As a New Yorker, I don’t really venture outside of the Northeast that often.  All of my family is sprinkled throughout New York, Massachusetts, and New Hampshire.  When I decided to head to Australia for a semester abroad, I realized I would be the furthest away from home ever.  All the students studying abroad had a departure orientation just a few weeks before we all went our different ways.  The study abroad chair person warned us that our country’s politics were an all too common subject being discussed no matter where we went in the world.  The topic of September 11th didn’t come up until about two months into my semester abroad in a discussion about Indonesian terrorist attacks.  I don’t even remember how it came up, but I remember the tutorial of about 20 students turn to look at me, the lone New Yorker.  For the first time, I shared what I had felt and gone through in great detail with a bunch of strangers.  I realized that they had felt the same terror and process of grieving that I had, nearly 10,000 miles away.  It was the first time that it struck me that this tragedy had spread beyond our domestic and geographic borders.  We were all still in the process of healing.

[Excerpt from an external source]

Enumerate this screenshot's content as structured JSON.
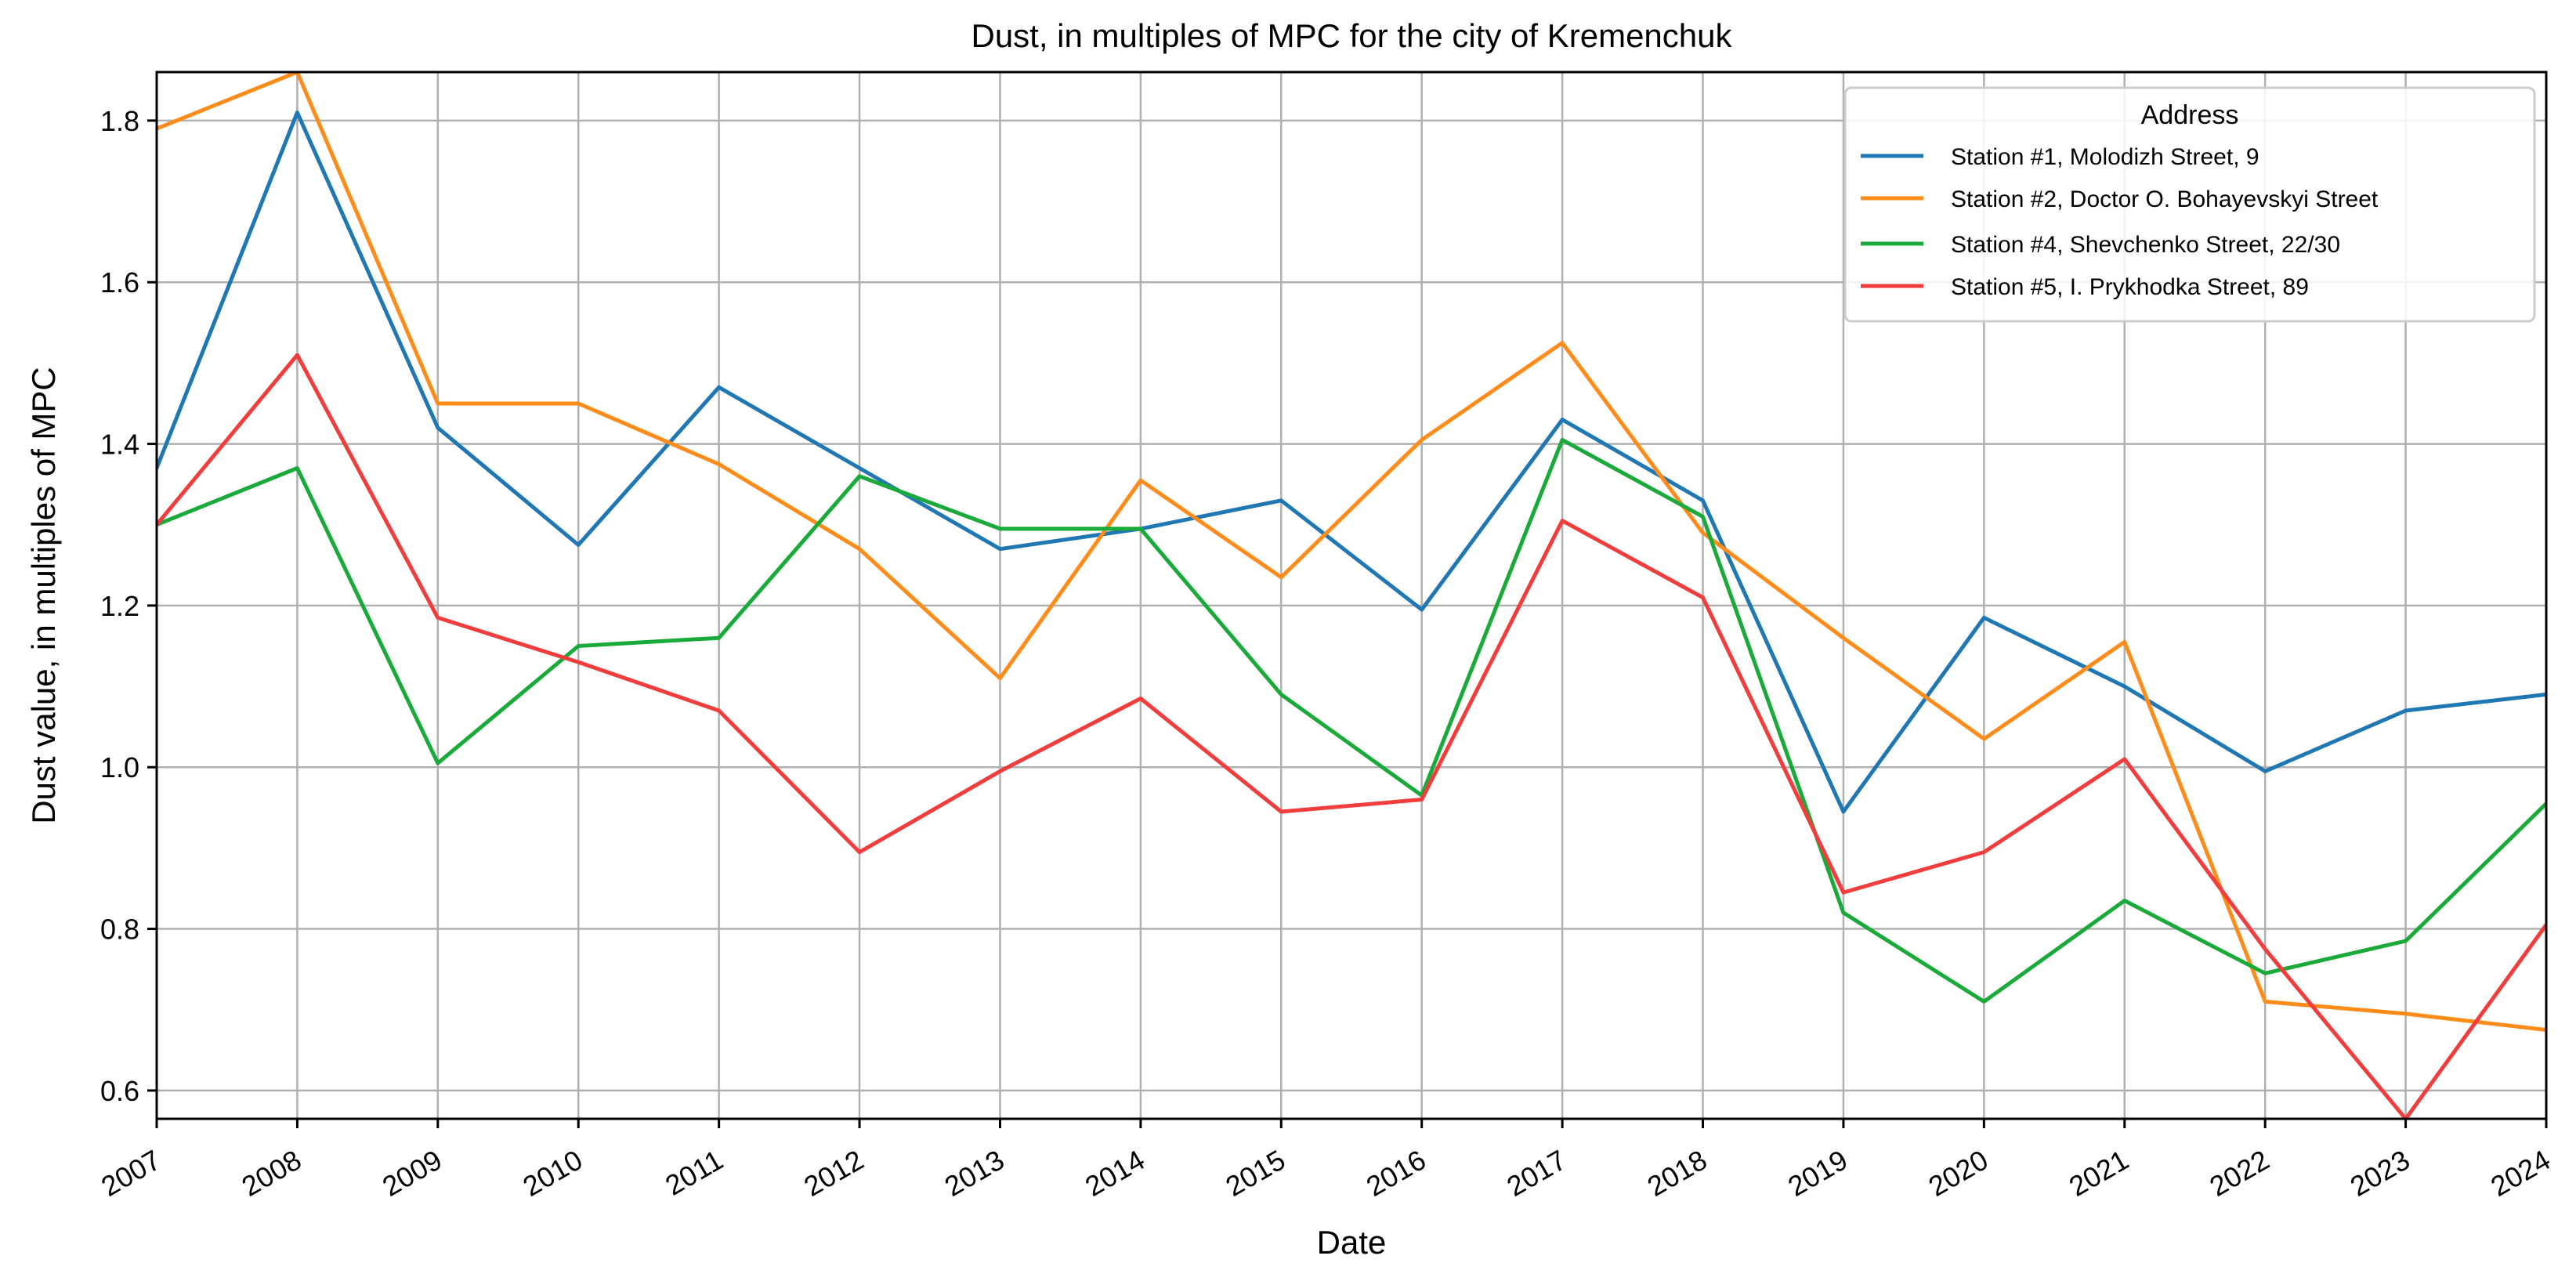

Last year marked the ten year anniversary of the terrorist attacks, a milestone for so many.  I was actually in Australia visiting the friends I had made a year and half prior.  At nearly 11 AM on September 12th, I watched the New York Jets host the Dallas Cowboys.  The pre-game ceremony and game were broadcast live on Aussie telly.

This year the anniversary actually snuck up on me.  With the week before shorted due to Labor Day and the week before that shortened due to my last summer vacation, I lost track of the dates.  I woke up and watched some of the reserved and respective news coverage and headed to my bus stop.  The air was cooler and I could see some of the leaves beginning to fall; September felt like a new beginning again.